No significant differences in terms of demographic and clinical characteristics were found between the intervention and control group. Empirical antifungal treatment was discontinued early in 29 out of 54 patients in the biomarker strategy group, as compared with one patient out of 55 in the routine strategy group [54% vs 2%, p < 0.0001, OR (95% CI) 62.6 (8.1– 486)]. The duration of empirical antifungal treatment was significantly shorter in the biomarker strategy compared with the routine strategy group. However, no significant differences were found in terms of clinical outcome and costs related therapies.

The result of the trial [1] supported the feasibility of a biomarker strategy to increase the percentage of patients undergoing early discontinuation of empirical antifungal therapy, in absence of negative impact on patients’ outcome, as compared with a routine strategy. By reducing the duration of antifungal treatment, the protocolled therapeutic strategy driven by biomarker results may reduce the deleterious effects of inappropriate overuse of antifungal therapy, including toxicity, antifungal resistance, drug interaction, and unnecessary costs.
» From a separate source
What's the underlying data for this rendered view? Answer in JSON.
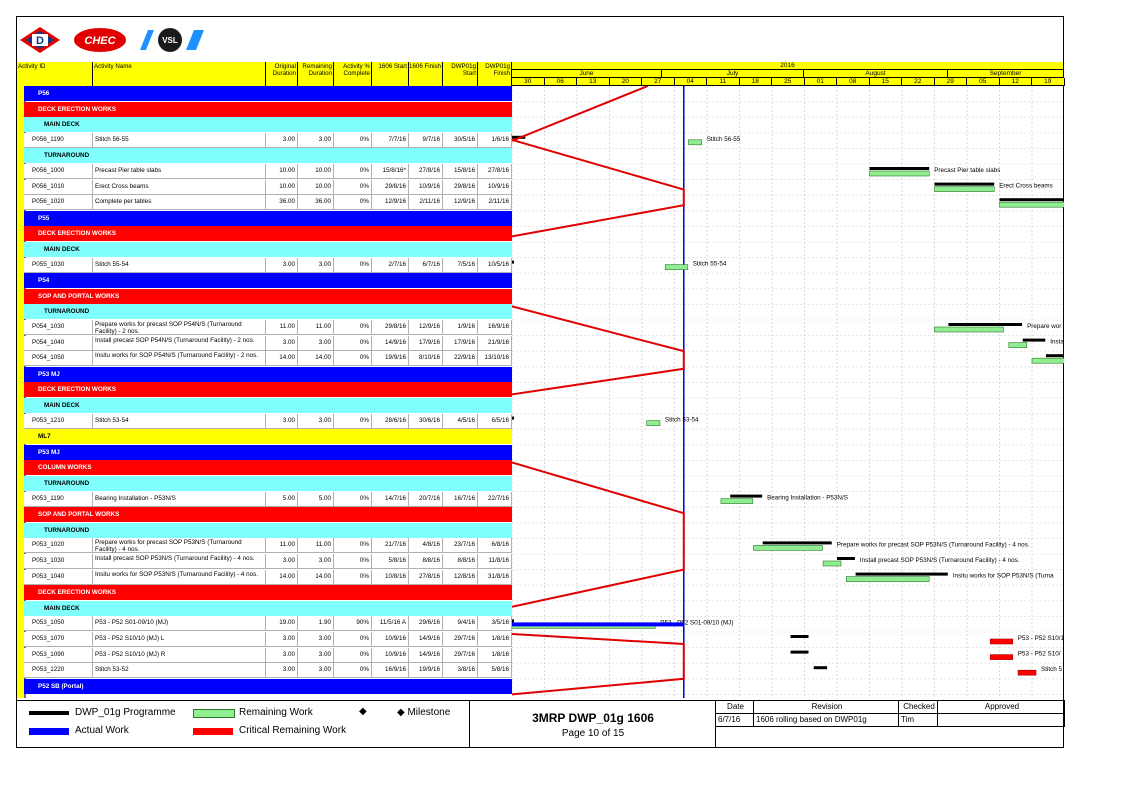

The algorithm used in the trial was designed to rule out the diagnosis of invasive Candida infections, although it was not previously validated and the results may not be generalised due to the single-centre design of the study. Furthermore, the number of patients enrolled might be relatively small for a powerful evaluation of secondary outcomes, including safety, cost-effectiveness and long-term effects of an antifungal treatment duration driven by serological fungal biomarker results. Multicentre randomised controlled trials are warranted to confirm the result of this first important step forward in a such important topic.

Article review prepared and submitted by Salvatore Lucio Cutuli (EJRC member) and Gennaro de Pascale (NEXT committee member), Department of Intensive Care and Anaesthesiology, Catholic University of the Sacred Heart, ‘A. Gemelli’ Teaching Hospital, Rome, Italy.

Reference
1. Rouzé A, Loridant S, Poissy J et al (2017) Biomarker-based strategy for early discontinuation of empirical antifungal treatment in critically ill patients: a randomised controlled trial. Intensive Care Med Sept; online first. doi: 10.1007/s00134-017-4932-8.